Lo spirito, dunque, nel senso in cui noi lo intendiamo, è irriducibile al significato di una sorta di psichismo condiviso da qualsivoglia razza o popolo. In alcun modo il senso in cui noi contrapponiamo il concetto di spirito alla ragione rappresenta una forma di appello a una regressione al pre-razionale o a quei fenomeni di disindividualizzazione propria del collettivismo e della massificazione, tipici dei totalitarismi. 

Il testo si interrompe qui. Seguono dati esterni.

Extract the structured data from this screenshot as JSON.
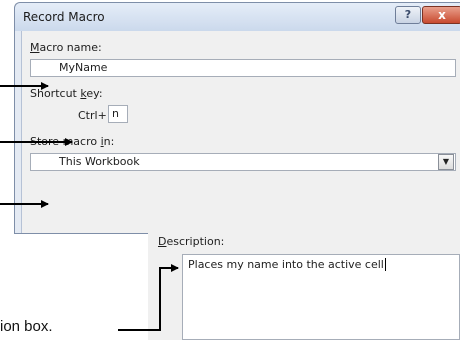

Fascismo e nazismo sono fenomeni moderni, impensabili al di fuori della società di massa, e pertanto incompatibili con l'orizzonte tradizionale che invece per noi rimane il costante riferimento.

Riteniamo pertanto, che ciò che alcuni identificano come un linguaggio che allude al "nazifascismo", nonché questa cultura così pericolosa di cui saremmo portatori, altro non siano che il linguaggio e la cultura dell'antimodernismo, declinato da un punto di vista tradizionale, che molti confondono con una forma di pensiero reazionario, associandolo pertanto ai movimenti controrivoluzionari del '900. Una controrivoluzione, per inciso, quella del fascismo e del nazismo, tragicamente fallita, trattandosi di due tra gli esiti e le espressioni della modernità più emblematici; cosa che, di fatto, li rende fondamentalmente incompatibili all'autentico orizzonte tradizionale, il quale non è reazione, ma affermazione di ciò che è permanente nell'ordine dei principi. Pensiero, quello a cui aderiamo, che, conveniamo noi in primis, è realmente rischioso, perché mette in discussione dalle fondamenta l'ordine in cui ci troviamo a vivere. Ma lì dove c'è pericolo cresce anche ciò che salva, scriveva uno degli ultimi vati dell'occidente, e a noi non è data scelta.